Matthew Peroni

LG
h-index2
3papers
9citations
Novelty53%
AI Score35

3 Papers

LGNov 15, 2022
Extending the Neural Additive Model for Survival Analysis with EHR Data

Matthew Peroni, Marharyta Kurban, Sun Young Yang et al.

With increasing interest in applying machine learning to develop healthcare solutions, there is a desire to create interpretable deep learning models for survival analysis. In this paper, we extend the Neural Additive Model (NAM) by incorporating pairwise feature interaction networks and equip these models with loss functions that fit both proportional and non-proportional extensions of the Cox model.

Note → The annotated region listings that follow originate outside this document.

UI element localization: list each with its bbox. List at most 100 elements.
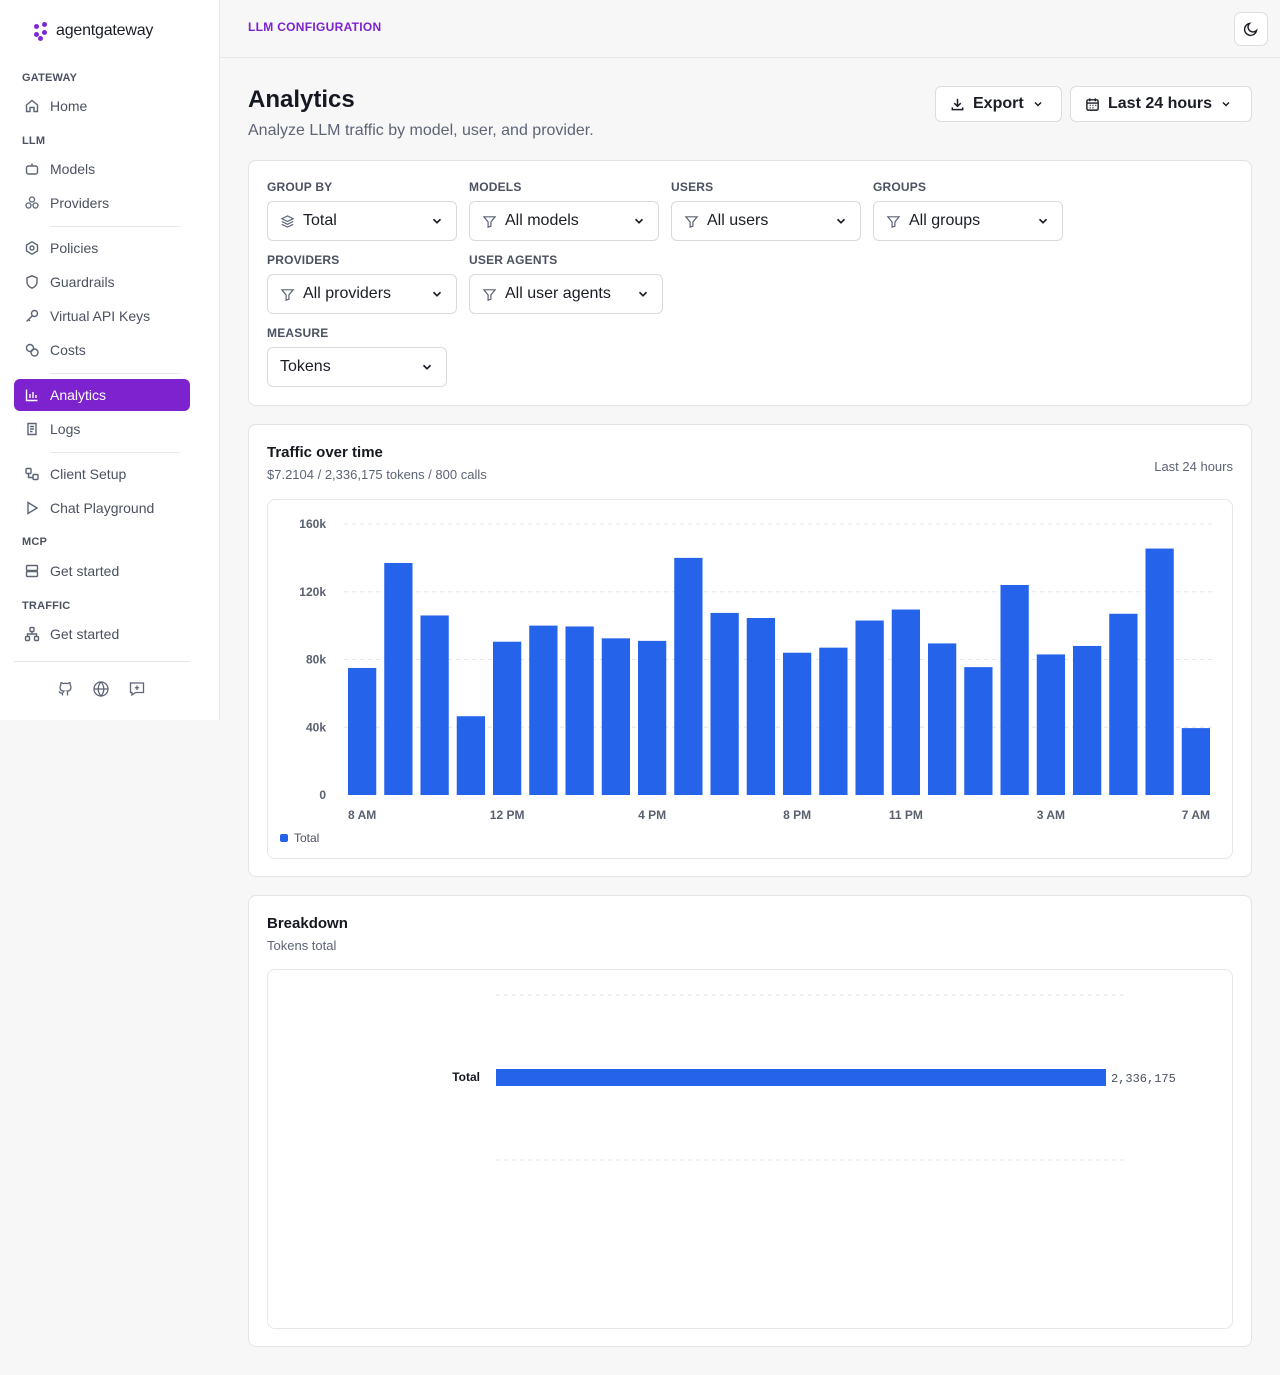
y-tick-label: 160k	[299, 517, 326, 531]
sidebar-item-traffic-get-started[interactable]: Get started	[14, 618, 190, 650]
sidebar-item-label: Get started	[50, 626, 120, 642]
bar	[746, 618, 776, 795]
users-select[interactable]: All users	[671, 201, 861, 241]
filter-icon	[482, 214, 497, 229]
bar	[492, 641, 522, 795]
models-value: All models	[505, 212, 579, 229]
sidebar-item-label: Home	[50, 98, 88, 114]
x-tick-label: 4 PM	[638, 808, 666, 822]
bar	[565, 626, 594, 795]
x-tick-label: 8 PM	[783, 808, 811, 822]
sidebar-item-costs[interactable]: Costs	[14, 334, 190, 366]
brand-logo[interactable]: agentgateway	[32, 20, 153, 42]
bot-icon	[25, 163, 39, 175]
chevron-down-icon	[430, 214, 444, 228]
filter-icon	[482, 287, 497, 302]
bar	[420, 615, 449, 795]
group-by-value: Total	[303, 212, 337, 229]
page-title: Analytics	[248, 86, 355, 113]
user-agents-select[interactable]: All user agents	[469, 274, 663, 314]
x-tick-label: 12 PM	[490, 808, 525, 822]
globe-icon[interactable]	[92, 680, 110, 698]
group-by-select[interactable]: Total	[267, 201, 457, 241]
filter-icon	[280, 287, 295, 302]
logs-icon	[27, 422, 37, 436]
measure-value: Tokens	[280, 358, 331, 375]
chevron-down-icon	[430, 287, 444, 301]
groups-select[interactable]: All groups	[873, 201, 1063, 241]
bar	[601, 638, 631, 795]
divider	[50, 373, 180, 374]
sidebar-item-label: Guardrails	[50, 274, 115, 290]
divider	[50, 226, 180, 227]
bar	[1181, 728, 1211, 795]
y-tick-label: 0	[319, 788, 326, 802]
bar	[891, 609, 921, 795]
users-value: All users	[707, 212, 769, 229]
bar	[637, 640, 667, 795]
section-gateway: GATEWAY	[22, 72, 78, 84]
sidebar-item-virtual-api-keys[interactable]: Virtual API Keys	[14, 300, 190, 332]
providers-icon	[25, 196, 39, 209]
sidebar-item-providers[interactable]: Providers	[14, 187, 190, 219]
feedback-icon[interactable]	[128, 680, 146, 698]
sidebar-item-home[interactable]: Home	[14, 90, 190, 122]
bar	[674, 557, 703, 795]
time-range-button[interactable]: Last 24 hours	[1070, 86, 1252, 122]
bar	[1036, 654, 1066, 795]
value-label: 2,336,175	[1111, 1072, 1176, 1086]
sidebar-item-policies[interactable]: Policies	[14, 232, 190, 264]
export-button[interactable]: Export	[935, 86, 1062, 122]
sidebar-item-label: Policies	[50, 240, 99, 256]
download-icon	[951, 98, 964, 110]
sidebar-item-logs[interactable]: Logs	[14, 413, 190, 445]
chevron-down-icon	[632, 214, 646, 228]
chevron-down-icon	[636, 287, 650, 301]
measure-select[interactable]: Tokens	[267, 347, 447, 387]
legend-label: Total	[294, 831, 320, 845]
server-icon	[25, 564, 39, 578]
breakdown-card: Breakdown Tokens total Total 2,336,175	[248, 895, 1252, 1347]
bar	[347, 667, 377, 795]
github-icon[interactable]	[56, 680, 74, 698]
sidebar-item-analytics[interactable]: Analytics	[14, 379, 190, 411]
user-agents-value: All user agents	[505, 285, 611, 302]
network-icon	[24, 626, 40, 642]
theme-toggle-button[interactable]	[1234, 12, 1268, 46]
export-label: Export	[973, 95, 1024, 112]
breakdown-chart-panel: Total 2,336,175	[267, 969, 1233, 1329]
breadcrumb: LLM CONFIGURATION	[248, 20, 382, 34]
sidebar-item-models[interactable]: Models	[14, 153, 190, 185]
models-select[interactable]: All models	[469, 201, 659, 241]
sidebar-item-chat-playground[interactable]: Chat Playground	[14, 492, 190, 524]
y-tick-label: 120k	[299, 585, 326, 599]
calendar-icon	[1086, 97, 1099, 111]
shield-icon	[26, 275, 38, 289]
section-llm: LLM	[22, 135, 46, 147]
setup-icon	[25, 467, 39, 481]
bar	[1109, 613, 1138, 795]
bar	[855, 620, 884, 795]
sidebar-item-mcp-get-started[interactable]: Get started	[14, 555, 190, 587]
models-label: MODELS	[469, 180, 522, 194]
groups-value: All groups	[909, 212, 981, 229]
chevron-down-icon	[834, 214, 848, 228]
sidebar-item-label: Logs	[50, 421, 81, 437]
user-agents-label: USER AGENTS	[469, 253, 558, 267]
sidebar-item-label: Virtual API Keys	[50, 308, 151, 324]
measure-label: MEASURE	[267, 326, 329, 340]
x-tick-label: 7 AM	[1182, 808, 1210, 822]
sidebar-item-client-setup[interactable]: Client Setup	[14, 458, 190, 490]
bar	[1145, 548, 1174, 795]
groups-label: GROUPS	[873, 180, 927, 194]
divider	[50, 452, 180, 453]
policy-icon	[25, 240, 39, 256]
traffic-legend[interactable]: Total	[280, 831, 319, 845]
sidebar-item-guardrails[interactable]: Guardrails	[14, 266, 190, 298]
moon-icon	[1243, 22, 1258, 37]
providers-select[interactable]: All providers	[267, 274, 457, 314]
bar	[710, 612, 739, 795]
breakdown-title: Breakdown	[267, 915, 348, 932]
chart-icon	[25, 389, 38, 402]
time-range-label: Last 24 hours	[1108, 95, 1213, 112]
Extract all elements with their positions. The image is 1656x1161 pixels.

We show that within this extended framework, we can construct non-proportional hazard models, which we call TimeNAM, that significantly improve performance over the standard NAM model architecture on benchmark survival datasets. We apply these model architectures to data from the Electronic Health Record (EHR) database of Seoul National University Hospital Gangnam Center (SNUHGC) to build an interpretable neural network survival model for gastric cancer prediction. We demonstrate that on both benchmark survival analysis datasets, as well as on our gastric cancer dataset, our model architectures yield performance that matches, or surpasses, the current state-of-the-art black-box methods.

LGDec 2, 2025
Robust Tabular Foundation Models

Matthew Peroni, Franck Le, Vadim Sheinin

The development of tabular foundation models (TFMs) has accelerated in recent years, showing strong potential to outperform traditional ML methods for structured data. A key finding is that TFMs can be pretrained entirely on synthetic datasets, opening opportunities to design data generators that encourage desirable model properties. Prior work has mainly focused on crafting high-quality priors over generators to improve overall pretraining performance. Our insight is that parameterizing the generator distribution enables an adversarial robustness perspective: during training, we can adapt the generator to emphasize datasets that are particularly challenging for the model. We formalize this by introducing an optimality gap measure, given by the difference between TFM performance and the best achievable performance as estimated by strong baselines such as XGBoost, CatBoost, and Random Forests. Building on this idea, we propose Robust Tabular Foundation Models (RTFM), a model-agnostic adversarial training framework. Applied to the TabPFN V2 classifier, RTFM improves benchmark performance, with up to a 6% increase in mean normalized AUC over the original TabPFN and other baseline algorithms, while requiring less than 100k additional synthetic datasets. These results highlight a promising new direction for targeted adversarial training and fine-tuning of TFMs using synthetic data alone.

LGOct 28, 2024
Deep Trees for (Un)structured Data: Tractability, Performance, and Interpretability

Dimitris Bertsimas, Lisa Everest, Jiayi Gu et al.

Decision Trees have remained a popular machine learning method for tabular datasets, mainly due to their interpretability. However, they lack the expressiveness needed to handle highly nonlinear or unstructured datasets. Motivated by recent advances in tree-based machine learning (ML) techniques and first-order optimization methods, we introduce Generalized Soft Trees (GSTs), which extend soft decision trees (STs) and are capable of processing images directly. We demonstrate their advantages with respect to tractability, performance, and interpretability. We develop a tractable approach to growing GSTs, given by the DeepTree algorithm, which, in addition to new regularization terms, produces high-quality models with far fewer nodes and greater interpretability than traditional soft trees. We test the performance of our GSTs on benchmark tabular and image datasets, including MIMIC-IV, MNIST, Fashion MNIST, CIFAR-10 and Celeb-A. We show that our approach outperforms other popular tree methods (CART, Random Forests, XGBoost) in almost all of the datasets, with Convolutional Trees having a significant edge in the hardest CIFAR-10 and Fashion MNIST datasets. Finally, we explore the interpretability of our GSTs and find that even the most complex GSTs are considerably more interpretable than deep neural networks. Overall, our approach of Generalized Soft Trees provides a tractable method that is high-performing on (un)structured datasets and preserves interpretability more than traditional deep learning methods.